I nodded. ‘Yes, he’ll do it. He might even get something out of it for himself as I imagine that right now he wants to distract the press from his new relationship with L
‘You might have to give an interview,’ cautioned Trace. ‘Are you ready for that, Diamond? Crystal?’
‘Anything it takes,’ said Diamond firmly. ‘Just help me say the right things.’
‘Always,’ promised Trace.
If Diamond was brave enough to do it in the knowledge that only a fraction of her mind was functioning properly then how could I refuse?
‘Sure. I’m up for that.’
‘Great.’ Xav rubbed his hands together. ‘Let’s make some calls.’
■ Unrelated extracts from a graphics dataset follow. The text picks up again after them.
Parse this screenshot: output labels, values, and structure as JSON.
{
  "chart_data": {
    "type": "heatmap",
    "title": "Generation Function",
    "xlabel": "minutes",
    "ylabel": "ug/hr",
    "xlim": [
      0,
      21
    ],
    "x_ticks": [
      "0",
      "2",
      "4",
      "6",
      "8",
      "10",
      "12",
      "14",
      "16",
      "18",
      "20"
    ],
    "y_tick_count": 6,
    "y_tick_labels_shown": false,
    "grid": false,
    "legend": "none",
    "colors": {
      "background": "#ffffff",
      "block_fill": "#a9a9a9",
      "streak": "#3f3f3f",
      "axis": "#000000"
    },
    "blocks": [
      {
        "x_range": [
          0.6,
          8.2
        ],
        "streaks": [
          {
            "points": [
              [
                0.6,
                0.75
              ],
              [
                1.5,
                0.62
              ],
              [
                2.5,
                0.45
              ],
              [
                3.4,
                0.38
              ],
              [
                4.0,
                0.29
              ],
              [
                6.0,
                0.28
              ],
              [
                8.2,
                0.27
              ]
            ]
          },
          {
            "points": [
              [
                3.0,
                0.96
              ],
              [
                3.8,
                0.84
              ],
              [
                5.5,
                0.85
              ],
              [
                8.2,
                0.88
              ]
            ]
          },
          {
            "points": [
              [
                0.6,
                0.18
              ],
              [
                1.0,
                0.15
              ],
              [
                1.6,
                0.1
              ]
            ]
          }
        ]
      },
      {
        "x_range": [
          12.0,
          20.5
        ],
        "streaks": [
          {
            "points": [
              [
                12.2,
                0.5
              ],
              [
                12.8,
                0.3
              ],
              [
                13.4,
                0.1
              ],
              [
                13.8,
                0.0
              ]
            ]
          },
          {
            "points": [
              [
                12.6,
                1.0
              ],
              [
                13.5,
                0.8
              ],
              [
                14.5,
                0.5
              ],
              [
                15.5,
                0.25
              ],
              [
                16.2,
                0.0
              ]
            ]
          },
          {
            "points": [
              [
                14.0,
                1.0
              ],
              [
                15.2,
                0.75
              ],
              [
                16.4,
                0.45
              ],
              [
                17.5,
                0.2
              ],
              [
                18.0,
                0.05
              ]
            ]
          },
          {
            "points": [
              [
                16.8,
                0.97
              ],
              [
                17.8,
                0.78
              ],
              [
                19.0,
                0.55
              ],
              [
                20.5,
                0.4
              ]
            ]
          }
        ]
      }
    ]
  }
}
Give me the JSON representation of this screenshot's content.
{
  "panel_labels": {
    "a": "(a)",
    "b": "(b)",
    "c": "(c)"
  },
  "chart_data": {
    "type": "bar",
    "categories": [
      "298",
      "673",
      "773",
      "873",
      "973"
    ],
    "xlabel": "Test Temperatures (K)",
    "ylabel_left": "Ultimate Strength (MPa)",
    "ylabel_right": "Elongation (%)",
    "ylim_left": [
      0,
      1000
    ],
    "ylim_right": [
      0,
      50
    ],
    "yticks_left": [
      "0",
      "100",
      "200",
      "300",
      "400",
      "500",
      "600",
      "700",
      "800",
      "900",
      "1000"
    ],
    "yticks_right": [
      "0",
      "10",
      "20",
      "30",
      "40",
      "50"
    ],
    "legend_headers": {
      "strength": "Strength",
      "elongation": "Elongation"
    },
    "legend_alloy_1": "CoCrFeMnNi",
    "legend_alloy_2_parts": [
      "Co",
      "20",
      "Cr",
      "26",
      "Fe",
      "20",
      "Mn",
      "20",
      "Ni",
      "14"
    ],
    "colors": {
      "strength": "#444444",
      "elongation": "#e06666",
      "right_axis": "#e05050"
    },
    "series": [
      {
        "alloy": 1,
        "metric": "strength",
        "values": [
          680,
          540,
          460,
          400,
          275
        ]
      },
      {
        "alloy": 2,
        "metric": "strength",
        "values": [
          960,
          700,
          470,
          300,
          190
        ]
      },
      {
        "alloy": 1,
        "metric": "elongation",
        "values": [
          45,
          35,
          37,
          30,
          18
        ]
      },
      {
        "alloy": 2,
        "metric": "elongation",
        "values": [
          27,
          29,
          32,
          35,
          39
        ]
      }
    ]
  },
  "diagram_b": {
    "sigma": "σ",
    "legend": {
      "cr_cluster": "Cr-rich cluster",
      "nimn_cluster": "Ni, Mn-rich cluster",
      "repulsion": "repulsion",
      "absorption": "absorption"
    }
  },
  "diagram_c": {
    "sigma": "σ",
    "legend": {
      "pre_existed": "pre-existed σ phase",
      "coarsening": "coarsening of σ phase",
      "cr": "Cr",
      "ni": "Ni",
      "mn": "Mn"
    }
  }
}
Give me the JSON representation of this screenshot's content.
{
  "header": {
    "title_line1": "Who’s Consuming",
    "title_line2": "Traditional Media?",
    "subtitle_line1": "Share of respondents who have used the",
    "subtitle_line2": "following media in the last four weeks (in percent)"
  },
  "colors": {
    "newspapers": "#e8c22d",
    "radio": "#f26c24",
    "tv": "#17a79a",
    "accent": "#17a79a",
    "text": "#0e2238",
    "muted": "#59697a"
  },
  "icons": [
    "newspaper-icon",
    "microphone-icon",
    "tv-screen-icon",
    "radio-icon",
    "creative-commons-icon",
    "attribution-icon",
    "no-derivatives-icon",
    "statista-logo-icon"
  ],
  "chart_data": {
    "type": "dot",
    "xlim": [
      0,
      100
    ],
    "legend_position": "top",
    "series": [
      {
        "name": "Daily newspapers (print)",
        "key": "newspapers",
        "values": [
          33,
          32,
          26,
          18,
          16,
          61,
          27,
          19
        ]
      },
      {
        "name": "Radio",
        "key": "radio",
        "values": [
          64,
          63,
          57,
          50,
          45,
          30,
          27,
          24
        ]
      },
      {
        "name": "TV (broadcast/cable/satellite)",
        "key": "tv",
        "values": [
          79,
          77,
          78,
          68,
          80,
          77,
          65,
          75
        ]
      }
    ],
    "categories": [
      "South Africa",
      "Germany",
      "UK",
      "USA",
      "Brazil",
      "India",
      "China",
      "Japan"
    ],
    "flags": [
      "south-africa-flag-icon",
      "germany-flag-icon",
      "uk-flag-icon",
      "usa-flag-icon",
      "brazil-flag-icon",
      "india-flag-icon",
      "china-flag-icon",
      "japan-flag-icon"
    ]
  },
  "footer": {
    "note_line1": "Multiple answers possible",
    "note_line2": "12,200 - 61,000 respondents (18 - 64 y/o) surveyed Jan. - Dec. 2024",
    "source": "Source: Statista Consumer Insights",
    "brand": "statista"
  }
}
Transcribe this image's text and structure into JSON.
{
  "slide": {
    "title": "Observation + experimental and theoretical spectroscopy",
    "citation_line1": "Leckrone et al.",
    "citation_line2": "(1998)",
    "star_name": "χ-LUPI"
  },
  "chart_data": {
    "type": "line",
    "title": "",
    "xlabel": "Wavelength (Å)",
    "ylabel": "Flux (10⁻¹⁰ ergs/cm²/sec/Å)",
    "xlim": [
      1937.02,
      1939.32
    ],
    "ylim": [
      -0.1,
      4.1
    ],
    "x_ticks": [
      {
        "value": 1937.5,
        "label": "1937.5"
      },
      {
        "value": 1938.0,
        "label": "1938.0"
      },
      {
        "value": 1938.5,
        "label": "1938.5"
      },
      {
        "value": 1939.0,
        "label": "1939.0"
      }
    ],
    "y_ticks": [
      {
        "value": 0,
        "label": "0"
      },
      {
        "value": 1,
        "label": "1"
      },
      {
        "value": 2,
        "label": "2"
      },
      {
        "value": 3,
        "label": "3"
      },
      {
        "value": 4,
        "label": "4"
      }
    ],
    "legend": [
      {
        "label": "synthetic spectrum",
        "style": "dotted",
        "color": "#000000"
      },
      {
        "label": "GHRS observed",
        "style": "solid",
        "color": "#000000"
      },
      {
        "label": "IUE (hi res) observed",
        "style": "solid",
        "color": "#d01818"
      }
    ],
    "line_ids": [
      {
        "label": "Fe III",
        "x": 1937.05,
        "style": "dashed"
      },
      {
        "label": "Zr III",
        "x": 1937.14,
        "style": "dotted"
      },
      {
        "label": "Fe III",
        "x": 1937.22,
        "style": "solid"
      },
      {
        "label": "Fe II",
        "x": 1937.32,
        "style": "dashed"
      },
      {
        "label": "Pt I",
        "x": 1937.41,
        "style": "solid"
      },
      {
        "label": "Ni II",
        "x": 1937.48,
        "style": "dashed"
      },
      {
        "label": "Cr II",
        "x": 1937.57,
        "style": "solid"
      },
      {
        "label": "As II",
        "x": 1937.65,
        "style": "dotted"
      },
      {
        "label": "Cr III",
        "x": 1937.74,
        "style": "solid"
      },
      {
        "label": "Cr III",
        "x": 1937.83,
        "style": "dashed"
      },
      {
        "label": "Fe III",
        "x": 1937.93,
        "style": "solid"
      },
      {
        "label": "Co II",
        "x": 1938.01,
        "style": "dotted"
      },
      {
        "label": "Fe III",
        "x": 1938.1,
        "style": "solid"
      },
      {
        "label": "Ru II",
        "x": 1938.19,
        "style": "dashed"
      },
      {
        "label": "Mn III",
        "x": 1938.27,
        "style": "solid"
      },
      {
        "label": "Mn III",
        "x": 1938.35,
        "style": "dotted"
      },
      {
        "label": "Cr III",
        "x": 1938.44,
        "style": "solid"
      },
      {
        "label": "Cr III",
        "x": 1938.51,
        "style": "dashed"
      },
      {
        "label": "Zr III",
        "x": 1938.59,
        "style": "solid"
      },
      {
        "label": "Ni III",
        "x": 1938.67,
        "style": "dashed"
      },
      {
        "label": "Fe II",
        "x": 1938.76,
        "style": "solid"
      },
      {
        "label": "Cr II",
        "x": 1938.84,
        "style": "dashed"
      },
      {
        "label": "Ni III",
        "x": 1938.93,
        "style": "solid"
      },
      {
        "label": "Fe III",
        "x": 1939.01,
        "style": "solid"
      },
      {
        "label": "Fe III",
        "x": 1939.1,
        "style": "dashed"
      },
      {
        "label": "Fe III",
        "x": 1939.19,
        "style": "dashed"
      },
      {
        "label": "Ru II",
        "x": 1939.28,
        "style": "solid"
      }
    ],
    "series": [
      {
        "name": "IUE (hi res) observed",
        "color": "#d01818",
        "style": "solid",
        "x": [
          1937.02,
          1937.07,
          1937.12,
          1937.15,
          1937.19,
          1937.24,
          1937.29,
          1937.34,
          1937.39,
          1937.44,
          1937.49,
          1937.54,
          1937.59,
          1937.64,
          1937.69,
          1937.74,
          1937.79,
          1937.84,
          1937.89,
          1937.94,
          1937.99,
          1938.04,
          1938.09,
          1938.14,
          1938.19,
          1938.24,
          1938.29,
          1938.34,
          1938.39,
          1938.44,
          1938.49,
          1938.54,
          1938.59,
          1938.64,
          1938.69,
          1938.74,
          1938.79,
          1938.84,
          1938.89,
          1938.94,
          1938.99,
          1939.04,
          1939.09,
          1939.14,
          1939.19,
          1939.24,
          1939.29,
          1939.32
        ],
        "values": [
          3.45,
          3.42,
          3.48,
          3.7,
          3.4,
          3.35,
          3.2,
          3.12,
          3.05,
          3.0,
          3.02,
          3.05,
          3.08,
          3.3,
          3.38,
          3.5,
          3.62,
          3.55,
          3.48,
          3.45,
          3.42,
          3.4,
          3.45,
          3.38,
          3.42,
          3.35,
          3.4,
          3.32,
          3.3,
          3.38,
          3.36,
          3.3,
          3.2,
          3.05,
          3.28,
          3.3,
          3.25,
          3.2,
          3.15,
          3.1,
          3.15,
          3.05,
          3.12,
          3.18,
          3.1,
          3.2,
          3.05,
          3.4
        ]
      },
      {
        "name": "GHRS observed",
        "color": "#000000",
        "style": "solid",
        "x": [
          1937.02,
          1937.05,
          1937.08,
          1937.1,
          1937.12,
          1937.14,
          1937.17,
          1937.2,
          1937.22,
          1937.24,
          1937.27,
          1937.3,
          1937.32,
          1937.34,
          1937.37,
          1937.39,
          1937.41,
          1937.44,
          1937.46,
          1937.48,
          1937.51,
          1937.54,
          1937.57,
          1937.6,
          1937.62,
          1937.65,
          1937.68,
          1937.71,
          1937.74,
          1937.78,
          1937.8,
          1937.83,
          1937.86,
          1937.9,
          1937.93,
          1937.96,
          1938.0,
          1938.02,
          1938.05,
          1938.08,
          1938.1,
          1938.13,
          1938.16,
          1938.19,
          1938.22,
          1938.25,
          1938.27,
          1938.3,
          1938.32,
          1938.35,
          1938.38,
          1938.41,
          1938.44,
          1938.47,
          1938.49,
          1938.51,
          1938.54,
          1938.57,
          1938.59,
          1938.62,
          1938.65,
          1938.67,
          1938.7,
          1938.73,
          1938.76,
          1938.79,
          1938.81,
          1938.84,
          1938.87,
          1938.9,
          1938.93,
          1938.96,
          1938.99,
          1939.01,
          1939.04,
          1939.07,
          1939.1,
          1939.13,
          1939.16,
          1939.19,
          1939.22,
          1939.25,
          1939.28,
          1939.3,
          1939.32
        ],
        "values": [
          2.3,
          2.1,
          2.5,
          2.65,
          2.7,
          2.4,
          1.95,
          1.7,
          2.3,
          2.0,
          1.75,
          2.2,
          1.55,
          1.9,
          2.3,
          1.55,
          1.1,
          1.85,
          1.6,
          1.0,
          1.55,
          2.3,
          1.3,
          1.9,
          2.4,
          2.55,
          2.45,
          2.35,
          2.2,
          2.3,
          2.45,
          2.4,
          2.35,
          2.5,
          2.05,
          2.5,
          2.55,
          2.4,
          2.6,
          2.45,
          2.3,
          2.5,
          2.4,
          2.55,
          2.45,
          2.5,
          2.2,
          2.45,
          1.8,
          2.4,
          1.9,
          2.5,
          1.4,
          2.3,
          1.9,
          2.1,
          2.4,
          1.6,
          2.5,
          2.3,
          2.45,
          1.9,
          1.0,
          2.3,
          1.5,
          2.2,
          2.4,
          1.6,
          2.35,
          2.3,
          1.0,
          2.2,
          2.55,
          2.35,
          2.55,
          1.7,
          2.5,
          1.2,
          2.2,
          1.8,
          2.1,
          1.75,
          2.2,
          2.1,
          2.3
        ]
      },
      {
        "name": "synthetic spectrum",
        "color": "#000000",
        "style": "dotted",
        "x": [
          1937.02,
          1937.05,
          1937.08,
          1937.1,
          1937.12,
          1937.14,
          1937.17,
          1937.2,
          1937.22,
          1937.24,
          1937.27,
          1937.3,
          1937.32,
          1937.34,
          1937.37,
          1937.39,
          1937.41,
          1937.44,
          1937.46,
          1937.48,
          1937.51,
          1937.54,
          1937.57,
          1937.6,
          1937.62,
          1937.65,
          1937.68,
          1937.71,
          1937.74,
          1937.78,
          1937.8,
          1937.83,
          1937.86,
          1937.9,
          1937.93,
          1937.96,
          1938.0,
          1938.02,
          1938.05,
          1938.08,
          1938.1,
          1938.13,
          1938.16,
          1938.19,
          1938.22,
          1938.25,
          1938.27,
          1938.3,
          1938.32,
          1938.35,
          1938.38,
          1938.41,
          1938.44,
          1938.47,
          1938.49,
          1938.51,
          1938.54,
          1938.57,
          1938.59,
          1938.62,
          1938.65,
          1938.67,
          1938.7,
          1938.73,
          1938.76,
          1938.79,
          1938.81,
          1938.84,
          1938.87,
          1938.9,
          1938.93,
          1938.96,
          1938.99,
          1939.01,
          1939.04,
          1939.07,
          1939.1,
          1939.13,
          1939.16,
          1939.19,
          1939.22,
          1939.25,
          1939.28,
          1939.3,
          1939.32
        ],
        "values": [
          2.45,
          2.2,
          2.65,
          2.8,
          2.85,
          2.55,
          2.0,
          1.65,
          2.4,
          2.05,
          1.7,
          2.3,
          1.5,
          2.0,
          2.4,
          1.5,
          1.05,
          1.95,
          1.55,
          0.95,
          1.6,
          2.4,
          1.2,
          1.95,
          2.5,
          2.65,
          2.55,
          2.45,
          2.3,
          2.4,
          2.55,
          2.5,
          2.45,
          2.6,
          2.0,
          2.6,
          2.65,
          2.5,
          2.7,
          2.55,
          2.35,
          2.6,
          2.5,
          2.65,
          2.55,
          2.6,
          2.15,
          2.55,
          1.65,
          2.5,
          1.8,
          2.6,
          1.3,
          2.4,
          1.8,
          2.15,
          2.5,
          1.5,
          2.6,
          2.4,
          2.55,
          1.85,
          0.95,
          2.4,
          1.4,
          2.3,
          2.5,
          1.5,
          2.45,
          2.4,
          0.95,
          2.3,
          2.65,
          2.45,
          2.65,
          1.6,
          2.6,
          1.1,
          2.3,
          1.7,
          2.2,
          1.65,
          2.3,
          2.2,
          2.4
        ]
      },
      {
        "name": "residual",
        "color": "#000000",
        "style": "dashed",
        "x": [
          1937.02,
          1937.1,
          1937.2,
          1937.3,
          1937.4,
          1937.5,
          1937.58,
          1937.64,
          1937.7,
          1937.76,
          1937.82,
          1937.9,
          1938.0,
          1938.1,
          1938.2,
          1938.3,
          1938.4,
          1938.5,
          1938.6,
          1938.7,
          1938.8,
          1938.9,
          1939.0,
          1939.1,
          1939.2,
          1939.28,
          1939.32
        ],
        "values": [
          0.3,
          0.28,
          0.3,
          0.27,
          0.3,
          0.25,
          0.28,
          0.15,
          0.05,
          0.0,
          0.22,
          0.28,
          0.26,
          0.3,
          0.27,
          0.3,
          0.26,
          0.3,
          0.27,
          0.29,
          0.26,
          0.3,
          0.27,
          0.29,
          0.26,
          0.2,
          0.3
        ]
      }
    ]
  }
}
By the time Saul and Karla arrived back from transferring Will to a Venetian hospital, the story was running on every major news channel. The arrest of the Count of Monte Baldo made a nice background piece. The BBC had found photos of the operation in Central London and shared them with the other media outlets. The contessa’s version of his innocence was now heavily undercut by the wild-eyed, pasty-faced police mugshot taken while he was being processed. This was then matched with the six shots of the Benedict brothers taken in the Verona police station.
We watched the whole news package unfold.
‘Hey, you look like a serial killer,’ Zed mocked Victor. For guys who had shunned publicity, they were making the best of their newfound fame. I thought they all looked gorgeous, especially Xav. I wouldn’t be surprised if they started receiving fan mail from TV viewers.
Then came the interview with Steve, conducted picturesquely on the top of the mountain, his helicopter as backdrop.
‘Yeah, I rushed to my girlfriend’s assistance. Of course I did. Her sister is very important to her.’
‘What about the contessa’s claim that Diamond Brook and her friends were just guests?’ asked the reporter.
Steve snorted. ‘That’s one weird lady. I mean, when you have a house party do you knock your guests out, abandon one on an island to freeze, and then hold the rest hostage from their family? I prefer to send out invitations and make sure everyone has a good time.’
The reporter preened, doubtless hoping to be a recipient of an invitation for Steve’s next private bash. ‘I’m sure you do.’
‘Seriously, maybe she’s lonely; but to me what she did sounds like the actions of one severely disturbed woman. Her son’s in jail, she sees the means of getting revenge, and then she takes it way too far.’